During a press conference for the planned mass wedding on Valentine’s Day, the head of the State Civil Registry Department announced that all marriages performed in Guerrero since the executive order are legally valid, although the recognition and act of performing them falls on each municipality within the state.

In Mexico, same-sex marriages are recognized on both a state and a federal level and couples can always turn to the court system to obtain an injunction in any place in the country that does not perform same-sex weddings, but the process can be both timely and expensive. Only Mexico City and the states of Coahuila, Chihuahua, some registries in Guerrero, Jalisco, Nayarit and Quintana Roo perform marriages freely.
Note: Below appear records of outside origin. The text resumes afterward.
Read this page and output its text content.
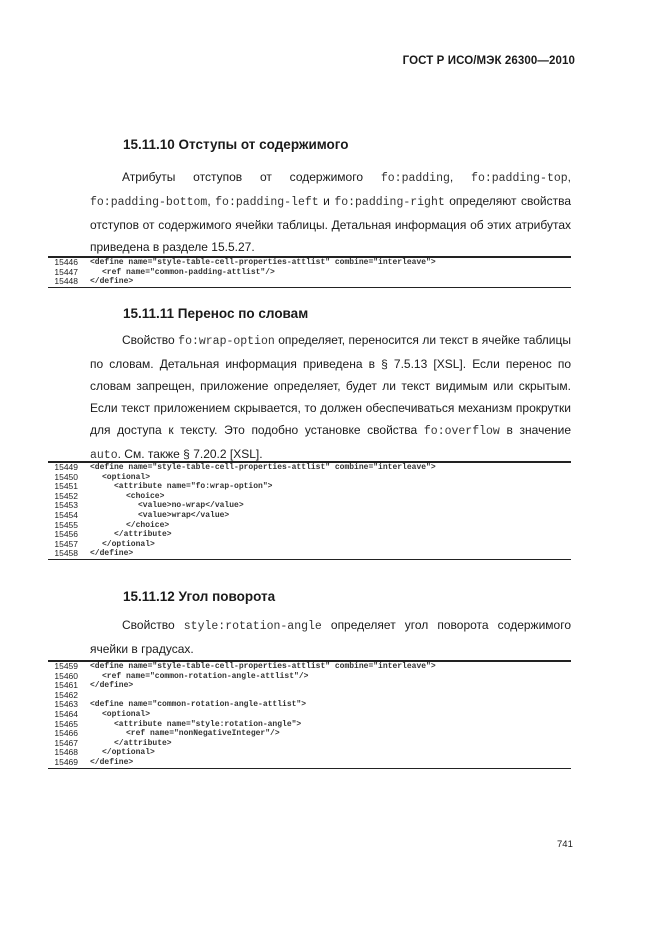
ГОСТ Р ИСО/МЭК 26300—2010
15.11.10 Отступы от содержимого
Атрибуты отступов от содержимого fo:padding, fo:padding-top, fo:padding-bottom, fo:padding-left и fo:padding-right определяют свойства отступов от содержимого ячейки таблицы. Детальная информация об этих атрибутах приведена в разделе 15.5.27.
15446 <define name="style-table-cell-properties-attlist" combine="interleave">
15447	<ref name="common-padding-attlist"/>
15448 </define>
15.11.11 Перенос по словам
Свойство fo:wrap-option определяет, переносится ли текст в ячейке таблицы по словам. Детальная информация приведена в § 7.5.13 [XSL]. Если перенос по словам запрещен, приложение определяет, будет ли текст видимым или скрытым. Если текст приложением скрывается, то должен обеспечиваться механизм прокрутки для доступа к тексту. Это подобно установке свойства fo:overflow в значение auto. См. также § 7.20.2 [XSL].
15449 <define name="style-table-cell-properties-attlist" combine="interleave">
15450	<optional>
15451	<attribute name="fo:wrap-option">
15452	<choice>
15453	<value>no-wrap</value>
15454	<value>wrap</value>
15455	</choice>
15456	</attribute>
15457	</optional>
15458 </define>
15.11.12 Угол поворота
Свойство style:rotation-angle определяет угол поворота содержимого ячейки в градусах.
15459 <define name="style-table-cell-properties-attlist" combine="interleave">
15460	<ref name="common-rotation-angle-attlist"/>
15461 </define>
15462
15463 <define name="common-rotation-angle-attlist">
15464	<optional>
15465	<attribute name="style:rotation-angle">
15466	<ref name="nonNegativeInteger"/>
15467	</attribute>
15468	</optional>
15469 </define>
741
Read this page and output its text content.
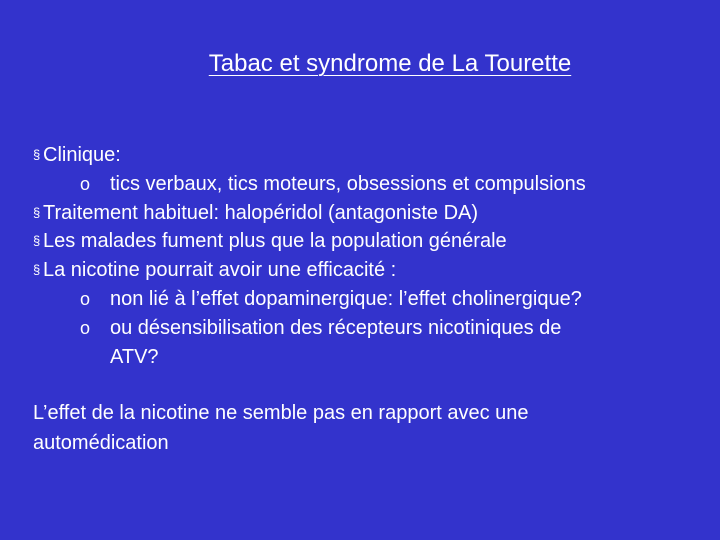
Tabac et syndrome de La Tourette
§ Clinique:
o tics verbaux, tics moteurs, obsessions et compulsions
§ Traitement habituel: halopéridol (antagoniste DA)
§ Les malades fument plus que la population générale
§ La nicotine pourrait avoir une efficacité :
o non lié à l’effet dopaminergique: l’effet cholinergique?
o ou désensibilisation des récepteurs nicotiniques de
ATV?
L’effet de la nicotine ne semble pas en rapport avec une
automédication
Earlier this month, the Guerrero Association of Gays and Lesbians announced their intention of taking Civil Registries to court. The first case mentioned at the press conference was that of a lesbian couple who married in Acapulco a month before the Civil Registry’s statement against the recognition of marriages brought about by the Governor’s order. A district judge ruled for the couple and the attorney representing the women says that four more suits are in the works.

Although seen as a good first step, having states issue marriage licenses through executive orders can run the risk of causing distress to couples if state leaders or registry department heads change and are replaced with people not open to the idea.

A bill to codify and change the matrimonial language on the state’s books to gender-neutral is currently stalled in Congress. The passage of the bill would erase any hurdle for obtaining a marriage license and guarantee that the couples have all the benefits of heterosexual spouses.